Migrating sources to GitHub

By JBossWS Team | June 26, 2015

I've been asked multiple times why the JBossWS project sources were still hosted on a Subversion repository. I've also had to put up with the complaints on time-consuming checkouts and even a bit of mockery from someone for not having migrated to Git yet…

Anyway, last week I had some quiet days, got the inspiration and started the migration… so now the JBossWS sources are eventually hosted on GitHub :-)

I've started by creating a jbossws organization on GitHub. Since the JBossWS project is actually a collection of multiple components each having its own lifecycle, I decided to create a repository for each of them into the organization.

A proper migration requires importing the whole svn repository history, of course; the easiest approach to achieve that is to rely on the GitHub importer. The tool worked fine for me with the smallest repositories (for instance the jbossws-api and jbossws-spi ones), even if it took something like 2 hours for each import (but it's nice that you can let it run on background and be notified by email when the process is completed). Unfortunately, when letting the tool process big sections of the JBossWS Subversion repository (like the jbossws-cxf stack integration), weird import errors were eventually reported, so I had to figure out another way to perform the import.

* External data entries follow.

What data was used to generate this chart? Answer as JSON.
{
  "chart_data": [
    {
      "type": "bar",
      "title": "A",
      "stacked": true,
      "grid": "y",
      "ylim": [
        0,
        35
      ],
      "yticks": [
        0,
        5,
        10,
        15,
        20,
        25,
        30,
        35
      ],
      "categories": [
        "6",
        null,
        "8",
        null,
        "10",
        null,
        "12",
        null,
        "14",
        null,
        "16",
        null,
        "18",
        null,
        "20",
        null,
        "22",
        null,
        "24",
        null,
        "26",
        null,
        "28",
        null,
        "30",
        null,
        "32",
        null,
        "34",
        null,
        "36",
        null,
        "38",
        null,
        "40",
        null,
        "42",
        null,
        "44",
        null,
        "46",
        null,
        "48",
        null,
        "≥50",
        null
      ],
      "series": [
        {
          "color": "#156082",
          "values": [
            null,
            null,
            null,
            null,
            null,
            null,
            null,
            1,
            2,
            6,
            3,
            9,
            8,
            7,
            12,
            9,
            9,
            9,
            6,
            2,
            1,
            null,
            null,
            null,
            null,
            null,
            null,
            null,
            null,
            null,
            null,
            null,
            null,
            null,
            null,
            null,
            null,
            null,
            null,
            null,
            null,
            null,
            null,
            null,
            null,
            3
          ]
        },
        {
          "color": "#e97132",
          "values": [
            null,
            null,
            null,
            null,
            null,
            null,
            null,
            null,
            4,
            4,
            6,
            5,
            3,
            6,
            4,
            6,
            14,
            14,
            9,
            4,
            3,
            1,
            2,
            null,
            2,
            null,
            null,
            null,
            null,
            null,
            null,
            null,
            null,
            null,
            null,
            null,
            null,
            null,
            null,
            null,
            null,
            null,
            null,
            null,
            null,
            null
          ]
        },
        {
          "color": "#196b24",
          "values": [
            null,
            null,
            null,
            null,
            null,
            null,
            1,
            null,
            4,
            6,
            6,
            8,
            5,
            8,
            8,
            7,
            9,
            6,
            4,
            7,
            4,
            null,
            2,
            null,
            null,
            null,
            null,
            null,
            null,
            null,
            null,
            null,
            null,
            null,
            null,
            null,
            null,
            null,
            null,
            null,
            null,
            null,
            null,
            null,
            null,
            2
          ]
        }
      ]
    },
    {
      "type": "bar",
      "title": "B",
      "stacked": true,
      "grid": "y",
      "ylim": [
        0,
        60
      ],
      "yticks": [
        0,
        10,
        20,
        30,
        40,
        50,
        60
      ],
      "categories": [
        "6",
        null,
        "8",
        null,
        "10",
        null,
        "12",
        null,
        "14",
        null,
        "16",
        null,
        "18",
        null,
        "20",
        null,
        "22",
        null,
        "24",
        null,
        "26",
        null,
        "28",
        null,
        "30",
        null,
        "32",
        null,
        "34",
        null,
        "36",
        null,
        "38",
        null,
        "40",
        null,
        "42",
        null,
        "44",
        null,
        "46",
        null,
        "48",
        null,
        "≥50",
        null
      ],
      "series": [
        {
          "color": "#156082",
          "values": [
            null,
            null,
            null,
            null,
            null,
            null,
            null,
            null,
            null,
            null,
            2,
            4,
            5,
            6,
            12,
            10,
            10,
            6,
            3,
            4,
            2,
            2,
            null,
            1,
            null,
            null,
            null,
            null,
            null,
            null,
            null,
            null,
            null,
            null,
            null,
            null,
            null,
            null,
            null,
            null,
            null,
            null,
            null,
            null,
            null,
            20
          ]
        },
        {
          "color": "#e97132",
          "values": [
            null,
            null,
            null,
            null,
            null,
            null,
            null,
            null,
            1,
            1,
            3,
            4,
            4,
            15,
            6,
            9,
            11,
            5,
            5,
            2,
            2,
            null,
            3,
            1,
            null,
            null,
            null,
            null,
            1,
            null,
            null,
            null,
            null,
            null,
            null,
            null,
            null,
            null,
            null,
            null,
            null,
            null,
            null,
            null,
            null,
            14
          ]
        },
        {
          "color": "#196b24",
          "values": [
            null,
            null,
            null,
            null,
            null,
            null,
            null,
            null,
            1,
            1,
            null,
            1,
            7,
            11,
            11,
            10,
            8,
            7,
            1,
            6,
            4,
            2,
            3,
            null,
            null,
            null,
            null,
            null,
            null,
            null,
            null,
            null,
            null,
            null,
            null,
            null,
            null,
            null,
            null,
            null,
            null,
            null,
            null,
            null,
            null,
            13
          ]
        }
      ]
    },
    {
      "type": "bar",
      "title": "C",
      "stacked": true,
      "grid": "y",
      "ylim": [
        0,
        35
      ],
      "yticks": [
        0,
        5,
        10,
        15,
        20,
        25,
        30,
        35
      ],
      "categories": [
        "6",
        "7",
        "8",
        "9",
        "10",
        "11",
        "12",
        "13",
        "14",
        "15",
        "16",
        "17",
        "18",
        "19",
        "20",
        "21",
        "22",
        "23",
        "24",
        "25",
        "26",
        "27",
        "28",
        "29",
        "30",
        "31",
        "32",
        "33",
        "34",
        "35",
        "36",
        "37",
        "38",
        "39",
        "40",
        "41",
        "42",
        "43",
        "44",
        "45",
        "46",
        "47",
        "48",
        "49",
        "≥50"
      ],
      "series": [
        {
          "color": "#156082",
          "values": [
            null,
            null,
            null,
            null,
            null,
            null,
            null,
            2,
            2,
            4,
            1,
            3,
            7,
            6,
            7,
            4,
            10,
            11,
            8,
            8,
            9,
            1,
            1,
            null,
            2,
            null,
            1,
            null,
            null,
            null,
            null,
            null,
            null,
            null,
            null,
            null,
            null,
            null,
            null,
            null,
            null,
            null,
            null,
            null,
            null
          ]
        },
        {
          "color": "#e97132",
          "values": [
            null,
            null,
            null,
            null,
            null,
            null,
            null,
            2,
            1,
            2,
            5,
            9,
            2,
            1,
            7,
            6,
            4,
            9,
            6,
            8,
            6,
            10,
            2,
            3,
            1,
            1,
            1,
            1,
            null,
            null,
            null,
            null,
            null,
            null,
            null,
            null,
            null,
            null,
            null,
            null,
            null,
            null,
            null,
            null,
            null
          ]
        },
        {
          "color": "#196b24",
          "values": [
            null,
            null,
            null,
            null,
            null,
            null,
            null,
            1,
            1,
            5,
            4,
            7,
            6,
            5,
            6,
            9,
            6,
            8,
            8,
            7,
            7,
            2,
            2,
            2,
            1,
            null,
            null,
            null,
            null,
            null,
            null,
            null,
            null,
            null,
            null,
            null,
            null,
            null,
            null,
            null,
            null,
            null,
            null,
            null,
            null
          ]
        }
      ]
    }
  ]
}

The alternative approach that worked is based on git-svn. The first step is to build up a comprehensive author mapping file linking svn commit authors to GitHub users. I used the following bash command:

> svn log -q | awk -F '|' '/^r/ {sub("^ ", "", $2); sub(" $", "", $2); print $2" = "$2" <"$2">"}' | sort -u > authors-transform.txt

Then I created a local Git repository from the Subversion sources with the following command:

> git svn clone --stdlayout --no-metadata -A authors-transform.txt http://anonsvn.jboss.org/repos/jbossws/stack/cxf /tmp/rep

The process still takes multiple hours and fails if a not-mapped user commit is found, but when it's completed you have a copy of all sources in a local Git repository that is almost ready to push. Almost… as I still had to deal with tags because they're fetched the same as branches by the command above.

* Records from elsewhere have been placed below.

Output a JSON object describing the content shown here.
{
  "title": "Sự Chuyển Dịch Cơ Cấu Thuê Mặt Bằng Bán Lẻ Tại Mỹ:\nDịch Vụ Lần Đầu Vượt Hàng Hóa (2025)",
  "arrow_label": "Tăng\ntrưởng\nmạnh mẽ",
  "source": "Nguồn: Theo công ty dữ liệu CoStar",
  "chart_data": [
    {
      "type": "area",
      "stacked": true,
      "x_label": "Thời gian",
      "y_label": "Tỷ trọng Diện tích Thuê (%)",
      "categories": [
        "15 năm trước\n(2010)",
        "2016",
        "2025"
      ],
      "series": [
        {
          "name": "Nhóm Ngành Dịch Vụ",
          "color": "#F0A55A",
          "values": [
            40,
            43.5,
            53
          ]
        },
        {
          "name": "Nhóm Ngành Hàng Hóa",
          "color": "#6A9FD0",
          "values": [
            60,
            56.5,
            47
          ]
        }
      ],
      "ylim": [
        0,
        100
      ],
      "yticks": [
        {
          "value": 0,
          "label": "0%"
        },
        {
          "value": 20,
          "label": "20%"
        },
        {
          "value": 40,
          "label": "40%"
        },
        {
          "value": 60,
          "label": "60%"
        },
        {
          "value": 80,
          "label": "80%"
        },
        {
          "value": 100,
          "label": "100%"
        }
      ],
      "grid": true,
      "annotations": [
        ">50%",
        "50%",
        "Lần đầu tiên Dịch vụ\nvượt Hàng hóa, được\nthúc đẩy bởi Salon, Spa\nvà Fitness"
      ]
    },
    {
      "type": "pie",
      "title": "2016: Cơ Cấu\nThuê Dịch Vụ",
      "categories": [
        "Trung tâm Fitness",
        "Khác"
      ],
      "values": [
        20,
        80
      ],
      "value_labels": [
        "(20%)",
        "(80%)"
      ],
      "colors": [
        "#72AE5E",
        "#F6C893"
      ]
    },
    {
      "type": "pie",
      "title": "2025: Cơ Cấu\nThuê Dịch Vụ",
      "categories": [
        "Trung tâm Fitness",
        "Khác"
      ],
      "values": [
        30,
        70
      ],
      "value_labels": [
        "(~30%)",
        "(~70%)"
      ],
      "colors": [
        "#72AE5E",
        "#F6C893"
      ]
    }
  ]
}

I moved to the /tmp/rep directory and started by adding a remote repository link and pushing the master:

> git remote add origin https://github.com/jbossws/jbossws-cxf.git

> git push -u origin master

Then you'd have to manually create all the tags, but that's clearly unpractical if you have hundreds of them, so I googled a bit and ended up using the following two commands to generate the actual commands for pushing branches and tags respectively to the remote repository:

> printf "git push origin "; git show-ref | grep refs/remotes | grep -v '@' | grep -v remotes/tags | perl -ne 'print "refs/remotes/$1:refs/heads/$1 " if m!refs/remotes/(.*)!'; echo

> printf "git push origin "; git show-ref | grep refs/remotes/tags | grep -v '@' | perl -ne 'print "refs/remotes/tags/$1:refs/tags/$1 " if m!refs/remotes/tags/(.*)!'; echo

I only had to clean up the output of the first command a bit as the trunk branch was clearly not to be pushed (it's the master pushed previously) and I actually did not want to push some stale branches.

After having iterated the process above for all JBossWS components that failed the automatic import process, I finally had all the sources there at GitHub.

The final steps were to disable the issue tracker & wiki on GitHub (we already use JIRA and have an equivalent to the wiki at jboss.org) and to invite proper users to join the Owner group for the organization as well as other specific groups that were needed.

A day was later spent on updating the continuous integration build environment and the project home page to point to the new repositories… but that's not that interesting to be described in details here ;-)

Enjoy the new repos, fork JBossWS and feel free to submit pull requests with your patches!